In fact it’s so completely predictable you can take a pretty good guess who will make it and who won’t based solely on the opening few minutes. Some of its decisions lack any form of sensitivity. Any character from a remotely racial minority? Let’s just say that their chances are not good (Dreyfuss needs to actually kick Rodriguez’s waiter down a shaft so he doesn’t drag the others down – I thought at first “there’ll be consequences to that” – but nope it’s never mentioned again). Anyway, all the surviving characters are loaded white guys. One of them does need to make “the ultimate sacrifice” to save the others but, again, their identity can be pretty much worked out in the opening minutes. The most unpleasant character in the film? Yup he dies.

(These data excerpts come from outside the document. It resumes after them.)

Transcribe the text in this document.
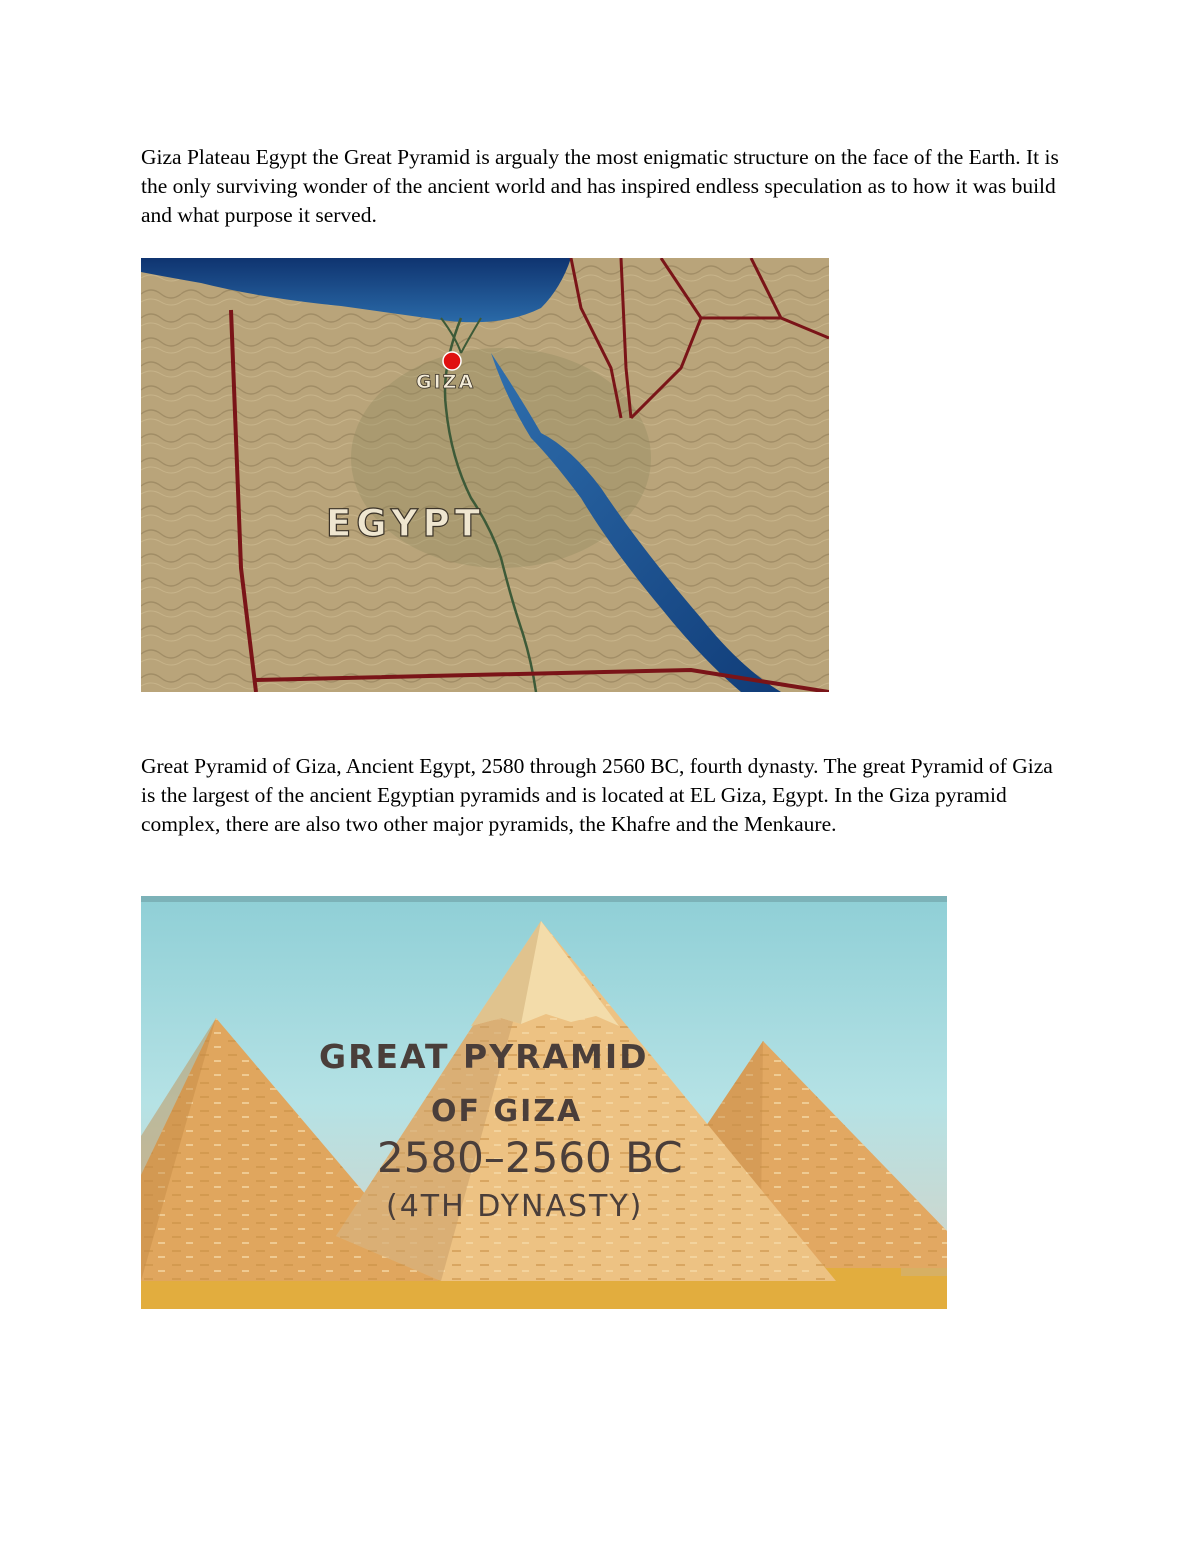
Giza Plateau Egypt the Great Pyramid is argualy the most enigmatic structure on the face of the Earth. It is the only surviving wonder of the ancient world and has inspired endless speculation as to how it was build and what purpose it served.

GIZA
EGYPT

Great Pyramid of Giza, Ancient Egypt, 2580 through 2560 BC, fourth dynasty. The great Pyramid of Giza is the largest of the ancient Egyptian pyramids and is located at EL Giza, Egypt. In the Giza pyramid complex, there are also two other major pyramids, the Khafre and the Menkaure.

GREAT PYRAMID
OF GIZA
2580–2560 BC
(4TH DYNASTY)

In fact you watch the film and feel sorry for the actors. Not only are the characters wafer-thin, but they spend so much time silently underwater or getting soaked, they look like they are suffering a lot for nothing. The focus is entirely on the mechanical progression from set-piece to set-piece, all of which stink of familiarity. So we get the long swim under water (of course someone gets trapped!), the impassable ravine that needs crossing (of course someone is stuck on the other side), the claustrophobic tunnel (of course one of the characters has claustrophobia). There is even a bit where the terminally stupid fucking kid wanders off and needs to be rescued. Is there anything new in this? It’s a re-tread of every disaster film ever.

Wolfgang Peterson directs all this with a professional detachment and disinterest that makes you want to cry that he once made Das Boot. If there is one thing he knows, it’s shooting confined spaces (see not only Das Boot but also Air Force One) and he makes the onslaught of water look pretty good. But this is such a piece of hack work, you despair that he clearly needed the money. The special effects are pretty good I guess (although the CGI ship looks totally dated), but it’s a staid, dead, predictable film.

It only really works in an “it passed the time watching it in two chunks over a couple of breakfasts” way. Because there is literally nothing new, interesting, unique, intelligent, imaginative, dynamic or individual about it, it passes in front of your eyes like a bland wall-paper. Compared to the classic disaster films of the 1970s it’s not fit to lace their explosions. Totally empty, unchallenging rubbish.